On Tue, Aug 23, 2005 at 11:04:39PM -0700, Tim Prince wrote:
I have been examining performance improvements which can be obtained by
1st step optimizations of these intrinsics. I'm sure it's no secret,
that a performance increase can be obtained by usual methods:
matmul_r[48]: unroll and jam the stride 1 loops, combining 2 outer loop
iterations in one inner loop. For Pentium-M, but not for Xeon, Opteron,
or Itanium, a much bigger boost is obtained by using 2 parallel dot
products. Change the general stride case to dot product, dictating the
strength reduction which gfortran misses. 20% to 100% gain in performance
dotprod_r[48]: unroll, performing addition in pairs first, before
adding to sum accumulation, effectively cutting the performance
limitation due to latency of addition in half. Typical 30% performance gain
There was some discussion a while ago (late last year IIRC) were it
was proposed to call BLAS instead of spending a lot of work optimizing
the current implementations. That would still have to be optional,
since not everyone has blas, and I think that the current
implementation will still be needed for integers which IIRC is
required by the standard but blas doesn't support.

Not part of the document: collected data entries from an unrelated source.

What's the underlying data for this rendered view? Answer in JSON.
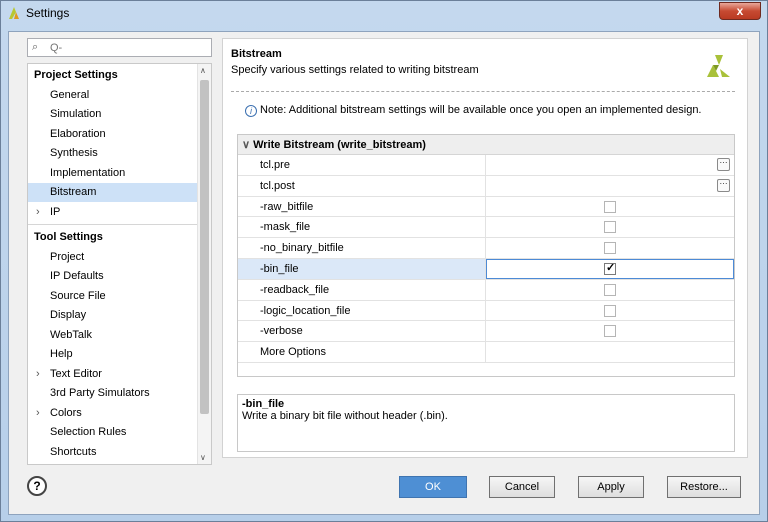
{
  "window": {
    "title": "Settings",
    "close_label": "x"
  },
  "search": {
    "placeholder": "Q-"
  },
  "tree": {
    "project_settings": "Project Settings",
    "project_items": [
      "General",
      "Simulation",
      "Elaboration",
      "Synthesis",
      "Implementation",
      "Bitstream"
    ],
    "ip": "IP",
    "tool_settings": "Tool Settings",
    "tool_items": [
      "Project",
      "IP Defaults",
      "Source File",
      "Display",
      "WebTalk",
      "Help",
      "Text Editor",
      "3rd Party Simulators",
      "Colors",
      "Selection Rules",
      "Shortcuts"
    ]
  },
  "page": {
    "title": "Bitstream",
    "subtitle": "Specify various settings related to writing bitstream",
    "note": "Note: Additional bitstream settings will be available once you open an implemented design."
  },
  "grid": {
    "header": "Write Bitstream (write_bitstream)",
    "rows": [
      {
        "name": "tcl.pre"
      },
      {
        "name": "tcl.post"
      },
      {
        "name": "-raw_bitfile"
      },
      {
        "name": "-mask_file"
      },
      {
        "name": "-no_binary_bitfile"
      },
      {
        "name": "-bin_file"
      },
      {
        "name": "-readback_file"
      },
      {
        "name": "-logic_location_file"
      },
      {
        "name": "-verbose"
      },
      {
        "name": "More Options"
      }
    ]
  },
  "description": {
    "title": "-bin_file",
    "text": "Write a binary bit file without header (.bin)."
  },
  "buttons": {
    "help": "?",
    "ok": "OK",
    "cancel": "Cancel",
    "apply": "Apply",
    "restore": "Restore..."
  },
  "colors": {
    "accent": "#4e8fd4",
    "selection": "#cde1f7",
    "logo": "#a9c13a"
  }
}
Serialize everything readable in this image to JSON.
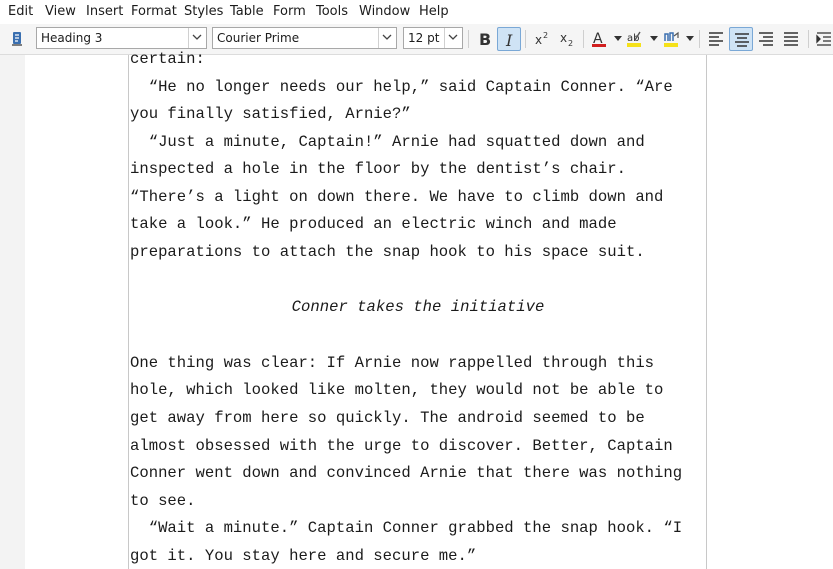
{
  "menu": [
    "Edit",
    "View",
    "Insert",
    "Format",
    "Styles",
    "Table",
    "Form",
    "Tools",
    "Window",
    "Help"
  ],
  "toolbar": {
    "paragraph_style": "Heading 3",
    "font_name": "Courier Prime",
    "font_size": "12 pt",
    "font_color": "#d11f1f",
    "highlight_color": "#f5e11a",
    "char_bg_color": "#f5e11a"
  },
  "document": {
    "lines_before": [
      "certain:",
      "  “He no longer needs our help,” said Captain Conner. “Are",
      "you finally satisfied, Arnie?”",
      "  “Just a minute, Captain!” Arnie had squatted down and",
      "inspected a hole in the floor by the dentist’s chair.",
      "“There’s a light on down there. We have to climb down and",
      "take a look.” He produced an electric winch and made",
      "preparations to attach the snap hook to his space suit."
    ],
    "heading": "Conner takes the initiative",
    "lines_after": [
      "One thing was clear: If Arnie now rappelled through this",
      "hole, which looked like molten, they would not be able to",
      "get away from here so quickly. The android seemed to be",
      "almost obsessed with the urge to discover. Better, Captain",
      "Conner went down and convinced Arnie that there was nothing",
      "to see.",
      "  “Wait a minute.” Captain Conner grabbed the snap hook. “I",
      "got it. You stay here and secure me.”"
    ]
  }
}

transpose: swap inner and outer loops, so the small stride (normally 1)
occurs on the destination rather than the source side, taking advantage
of Write Combine buffering, where present. This should be faster, as
long as the operand size is not large enough for cache eviction to
become important.
Another thing which came up in the blas discussion was that code like
MATMUL (TRANSPOSE (A), TRANSPOSE (B))
could be done in a single blas call, without creating temporaries for
the transposed arguments.
Woould such a patch be offered,, under what circumstance?
I'm sure that patches that improve performance (without making the
code hugely more complicated, IMHO) are very welcome indeed, provided
that the necessary paperwork has been done.